Un immense iceberg s’est détaché de la plus longue langue de glace flottante de l’hémisphère nord, et les chercheurs prévoient au moins deux autres calvages du glacier Petermann au Groenland dans un avenir proche.
Des images satellites de la mission Sentinel-1 de l’Agence spatiale européenne ont révélé pour la première fois le délabrement de la langue de glace du glacier Petermann — une nappe flottante de glace qui s’étend sur 43 miles (70 kilomètres) dans l’océan Arctique — le 3 août, avant que l’îlot de glace ne se détache complètement du flanc est du glacier le lendemain.
« Nous avions anticipé cette rupture depuis des années, et la voir se produire enfin est remarquable », a déclaré Adam Garbo, doctorant à l’Université d’Ottawa et chef de l’équipe à l’origine de la détection, dans un communiqué.
Cet événement de calving récent représente la plus grande perte de glace flottante jamais enregistrée par le glacier depuis 2012 et offre aux scientifiques une occasion rare d’étudier comment les grandes masses de glace se forment et se séparent au fil du temps.
Détachement
Depuis 2019, les scientifiques utilisent des satellites pour surveiller les variations du glacier Petermann, en surveillant de près les fissures et les signes d’instabilité le long de sa langue de glace flottante.

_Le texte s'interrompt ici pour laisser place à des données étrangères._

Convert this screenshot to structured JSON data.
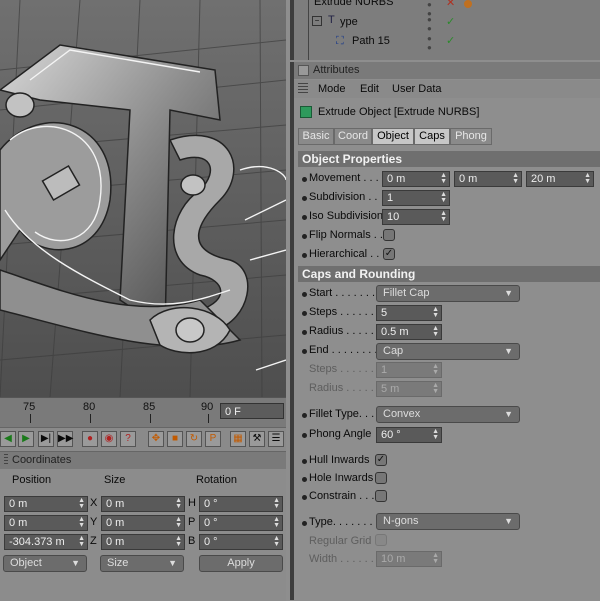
{
  "object_manager": {
    "rows": [
      {
        "label": "Extrude NURBS"
      },
      {
        "label": "ype"
      },
      {
        "label": "Path 15"
      }
    ]
  },
  "attributes": {
    "panel_title": "Attributes",
    "menu": [
      "Mode",
      "Edit",
      "User Data"
    ],
    "object_title": "Extrude Object [Extrude NURBS]",
    "tabs": [
      {
        "label": "Basic",
        "active": false
      },
      {
        "label": "Coord",
        "active": false
      },
      {
        "label": "Object",
        "active": true
      },
      {
        "label": "Caps",
        "active": true
      },
      {
        "label": "Phong",
        "active": false
      }
    ],
    "object_properties": {
      "header": "Object Properties",
      "movement_label": "Movement . . .",
      "movement": [
        "0 m",
        "0 m",
        "20 m"
      ],
      "subdivision_label": "Subdivision . .",
      "subdivision": "1",
      "iso_label": "Iso Subdivision",
      "iso": "10",
      "flip_label": "Flip Normals . .",
      "flip_checked": false,
      "hier_label": "Hierarchical . .",
      "hier_checked": true
    },
    "caps": {
      "header": "Caps and Rounding",
      "start_label": "Start . . . . . . .",
      "start": "Fillet Cap",
      "steps_label": "Steps . . . . . .",
      "steps": "5",
      "radius_label": "Radius . . . . .",
      "radius": "0.5 m",
      "end_label": "End . . . . . . . .",
      "end": "Cap",
      "steps2_label": "Steps . . . . . .",
      "steps2": "1",
      "radius2_label": "Radius . . . . .",
      "radius2": "5 m",
      "fillet_type_label": "Fillet Type. . . .",
      "fillet_type": "Convex",
      "phong_label": "Phong Angle",
      "phong": "60 °",
      "hull_label": "Hull Inwards",
      "hull_checked": true,
      "hole_label": "Hole Inwards",
      "hole_checked": false,
      "constrain_label": "Constrain . . .",
      "constrain_checked": false,
      "type_label": "Type. . . . . . . .",
      "type": "N-gons",
      "regular_label": "Regular Grid",
      "regular_checked": false,
      "width_label": "Width . . . . . .",
      "width": "10 m"
    }
  },
  "timeline": {
    "ticks": [
      "75",
      "80",
      "85",
      "90"
    ],
    "frame": "0 F"
  },
  "coordinates": {
    "title": "Coordinates",
    "col_position": "Position",
    "col_size": "Size",
    "col_rotation": "Rotation",
    "rows": [
      {
        "pos": "0 m",
        "axis": "X",
        "size": "0 m",
        "rot_axis": "H",
        "rot": "0 °"
      },
      {
        "pos": "0 m",
        "axis": "Y",
        "size": "0 m",
        "rot_axis": "P",
        "rot": "0 °"
      },
      {
        "pos": "-304.373 m",
        "axis": "Z",
        "size": "0 m",
        "rot_axis": "B",
        "rot": "0 °"
      }
    ],
    "mode_select": "Object",
    "size_select": "Size",
    "apply_label": "Apply"
  }
}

Le Petermann est l’un des plus importants glaciers groenlandais se terminant en mer, qui se débarrasse fréquemment de gros icebergs et les déverse dans l’océan. Plusieurs icebergs se sont détachés du glacier ces dernières années, dont un iceberg de 97 miles carrés (251 kilomètres carrés) en 2010 et un iceberg de 50 miles carrés (130 kilomètres carrés) en 2012.
La nouvelle île de glace s’est détachée du flanc est du glacier et son épaisseur est estimée à jusqu’à 492 pieds (150 mètres). Sa surface est d’environ la taille de Manhattan, soit 29,5 miles carrés (76,4 kilomètres carrés).
Les îles de glace constituent une classe massive d’icebergs qui présentent généralement une surface supérieure plate, en plateau, avec une vaste superficie par rapport à leur hauteur. Elles se détachent des plateformes glaciaires flottantes ou des langues de glace dans le nord-ouest du Groenland et dans le nord de l’île d’Ellesmere. Les îles de glace arctiques sont bien moins fréquentes que les grands icebergs et peuvent flotter pendant des années avant de se détériorer.
« Bien que les grands icebergs tabulaires soient relativement courants dans l’océan Austral qui entoure la calotte glaciaire antarctique, les îles de glace arctiques sont beaucoup plus rares », a déclaré Anna Crawford, chercheuse à l’Université de Stirling et membre de l’équipe ayant détecté l’événement, dans un communiqué. « En étudiant les îles de glace arctiques, nous acquerrons des connaissances qui pourront être transposées aux régions polaires. »
La suite à venir
Alors que les chercheurs poursuivent leur surveillance de la langue de glace de Petermann, ils prévoient au moins deux autres calvages dans un avenir proche. Des fissures qui se forment depuis longtemps continuent de traverser la langue de glace flottante, ce qui indique que la formation récente de la gigantesque île de glace ne sera pas la dernière.
Les futures îles de glace devraient mesurer environ 36,3 miles carrés (94 kilomètres carrés) et 32,4 miles carrés (84 kilomètres carrés). Avec l’île de glace récemment détachée, ces trois îles devraient réduire le glacier Petermann d’environ 22 %.
Alors que les îles de glace dérivent dans l’océan, elles peuvent constituer un danger pour la navigation, les infrastructures offshore et le transport maritime. « Ce sont des blocs de glace épais qui peuvent dériver pendant des années », a déclaré Abigail Dalton du Service canadien de la glace, Environnement et Changement climatique Canada, dans un communiqué. « Au fil du temps, ils se fracturent en morceaux plus petits et plus difficiles à suivre, qui présentent des risques pour les navires et les opérations liées aux ressources. »
L’équipe continuera de surveiller l’île de glace pendant qu’elle dérive, en suivant ses déplacements à l’aide d’images satellites et d’observations aériennes afin d’en apprendre davantage sur les mécanismes qui sous-tendent ces événements de calving.